Когда приезжал Распутин, Алоис сам выходил к гостю, обнимался с ним и провожал в отдельный кабинет, где в кадках стояли два гигантских фикуса.
– Во вымахали! – одобрительно шмыгал простуженным носом Распутин, глядя на фикусы. – Как два дуба на перекрестке нескольких дорог.
В такие минуты, попав из промозглого питерского холода в тепло, Распутин чувствовал себя философом.
– Отец Григорий, что прикажете подать для разгона? – интересовался Алоис, внимательно ощупывая глазами Распутина, стараясь понять, в каком состоянии тот находится. – Как обычно, слабосоленого сига с крымской мадерой? Или астраханского залома с холодной «монополью»?
– Сиг с крымской мадерой – это хорошо, – гудел Распутин, усаживаясь за стол, – подавай сига с мадерой. А когда наберем разгон – я свистну.
– Там – по списку, который я приготовил.
– Хорошо, там по списку. – С этим Распутин был согласен. Начинался пир. Распутин всегда пил много, долго не пьянел, а потом в нем словно бы что-то отказывало, он стремительно слабел и опускал голову на стол. Случалось – на несколько минут отключался, всхрапывал, выбрызгивая ноздрями соус из блюдца – соус ему подавали к любимой рыбной строганине, Алоис специально для строганины морозил толстоспинных, затекших жиром муксунов, – и через десять минут вновь делался бодрым и сильным, готовым снова одолеть ведро «мадерцы». А то и полтора ведра.
Он сидел в этот вечер один у себя в кабинете – редкий случай, когда Распутин находился в ресторане один, обычно с ним всегда бывало человек пять доброхотов, готовых выполнять любое его приказание, подчиняться любой блажи, оплатить любой счет, бывали, как правило, и женщины, и много, а сегодня никого. Распутин сидел мрачный, зорко поглядывал по сторонам, прислушивался к тому, что происходило в ресторане, и маленькими стопочками поглощал мадеру.
– Эй! – скомандовал он официанту, когда тот заглянул в кабинет. – Принеси-ка мне пачку папирос. Самых толстых.
– Вы ж не курите, Григорий Ефимович, – изумленно произнес официант.
– Не суйся не в свои дела! – обрезал его Распутин.
– Как прикажете, Григорий Ефимович. – Официант поклонился Распутину.
– Курю, не курю… Тьфу! Неси, раз сказано! И чтоб были такие толстые… как нога! Изо рта чтоб вываливались!
– Как прикажете, Григорий Ефимович! – Официант вновь поклонился, сохраняя на лице удивленное выражение, затем, покорно приподняв плечи, исчез.
– Курите, не курите, курю, не курю, – продолжал бормотать Распутин. – Ну и что из того? – Что-то с ним происходило, что именно, Распутин не мог понять. – Кому какое дело – курю я или не курю?

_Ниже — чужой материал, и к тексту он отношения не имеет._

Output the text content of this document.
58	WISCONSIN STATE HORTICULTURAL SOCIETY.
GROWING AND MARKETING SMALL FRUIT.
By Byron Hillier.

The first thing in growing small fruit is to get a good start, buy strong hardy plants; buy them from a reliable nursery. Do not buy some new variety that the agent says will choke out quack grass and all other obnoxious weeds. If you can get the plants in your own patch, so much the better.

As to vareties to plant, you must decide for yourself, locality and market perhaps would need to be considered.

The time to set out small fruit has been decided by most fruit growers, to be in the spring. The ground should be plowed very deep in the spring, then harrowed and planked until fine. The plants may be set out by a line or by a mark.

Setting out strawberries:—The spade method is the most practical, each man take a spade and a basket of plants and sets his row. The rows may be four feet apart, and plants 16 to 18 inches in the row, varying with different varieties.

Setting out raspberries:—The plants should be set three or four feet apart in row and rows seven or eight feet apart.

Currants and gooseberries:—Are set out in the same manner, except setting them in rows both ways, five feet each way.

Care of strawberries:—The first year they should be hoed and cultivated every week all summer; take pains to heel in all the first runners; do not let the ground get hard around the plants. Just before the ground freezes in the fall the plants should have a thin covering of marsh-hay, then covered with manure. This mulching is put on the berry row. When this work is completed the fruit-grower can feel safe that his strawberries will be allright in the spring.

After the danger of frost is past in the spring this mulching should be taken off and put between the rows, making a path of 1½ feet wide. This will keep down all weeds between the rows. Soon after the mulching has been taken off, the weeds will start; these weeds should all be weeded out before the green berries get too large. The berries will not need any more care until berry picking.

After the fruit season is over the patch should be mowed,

В кабинет заглянул золотозубый человек в коротком сюртуке и широким, вольно разъехавшимся в обе стороны от улыбки лицом – питерский заводчик, которого Распутин немного знал, – стукнул о косяк двери пальцем:
– Можно?
– Нет, – качнул головой Распутин, поморщился: до чего же назойливый народ пошел! – Я сегодня один пью.
– Чего так, Григорий Ефимович?
– Так надо. Блажь у меня такая.
Заводчик исчез. Его сменил официант, принесший большую твердую коробку папирос, от которой вкусно пахло леденцами. Распутин разорвал бумажную обвязку, склеивающую коробку.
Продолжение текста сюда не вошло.